La menopausia es una fase natural en la vida de una mujer, caracterizada por el cese permanente de los ciclos menstruales. Las irregularidades menstruales o la interrupción temporal de los períodos a veces se asocian con traumas psicológicos repentinos, estrés intenso, dietas estrictas o ejercicio físico excesivo, y estas situaciones por sí solas no significan menopausia. Síntomas como sangrados menstruales irregulares, sofocos ocasionales y tensión emocional, que suelen aparecer después de los 40 años, pueden sugerir la perimenopausia, el período anterior a la menopausia.

Para un diagnóstico definitivo de la menopausia, no es suficiente simplemente no tener el período durante 6 meses o más. El diagnóstico se establece mediante la medición de los niveles de la hormona FSH y una evaluación exhaustiva de otros síntomas menopáusicos como sofocos, sudoración y sequedad vaginal.

No toda interrupción o irregularidad de la menstruación es menopausia.

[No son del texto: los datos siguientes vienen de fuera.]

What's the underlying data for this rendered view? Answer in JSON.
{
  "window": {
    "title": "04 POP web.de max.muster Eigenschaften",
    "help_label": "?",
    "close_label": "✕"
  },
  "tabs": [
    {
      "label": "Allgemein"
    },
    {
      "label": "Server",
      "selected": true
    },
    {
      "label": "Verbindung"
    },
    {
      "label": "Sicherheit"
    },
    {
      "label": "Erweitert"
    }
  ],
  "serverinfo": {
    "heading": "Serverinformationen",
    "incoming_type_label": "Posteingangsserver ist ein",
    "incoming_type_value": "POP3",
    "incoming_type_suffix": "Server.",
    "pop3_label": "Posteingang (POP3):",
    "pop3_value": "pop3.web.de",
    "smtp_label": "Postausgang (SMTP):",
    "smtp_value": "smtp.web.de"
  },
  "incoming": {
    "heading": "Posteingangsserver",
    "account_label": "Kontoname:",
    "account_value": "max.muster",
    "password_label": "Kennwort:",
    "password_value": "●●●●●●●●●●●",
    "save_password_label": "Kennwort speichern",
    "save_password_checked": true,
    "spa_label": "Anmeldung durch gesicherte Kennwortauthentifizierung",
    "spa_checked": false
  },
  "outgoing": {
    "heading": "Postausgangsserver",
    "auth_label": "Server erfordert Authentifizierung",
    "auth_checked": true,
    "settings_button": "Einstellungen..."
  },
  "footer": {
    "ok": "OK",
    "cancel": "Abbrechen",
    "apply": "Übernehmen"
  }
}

Diferentes condiciones médicas, como el Síndrome de Ovario Poliquístico (SOP) o bajos niveles de hormonas reguladoras de la ovulación secretadas por el cerebro, también pueden causar irregularidades menstruales o amenorrea. Para un diagnóstico preciso y un tratamiento adecuado, es esencial consultar a un especialista para evaluar la situación con un examen detallado y las pruebas necesarias (incluyendo ecografía).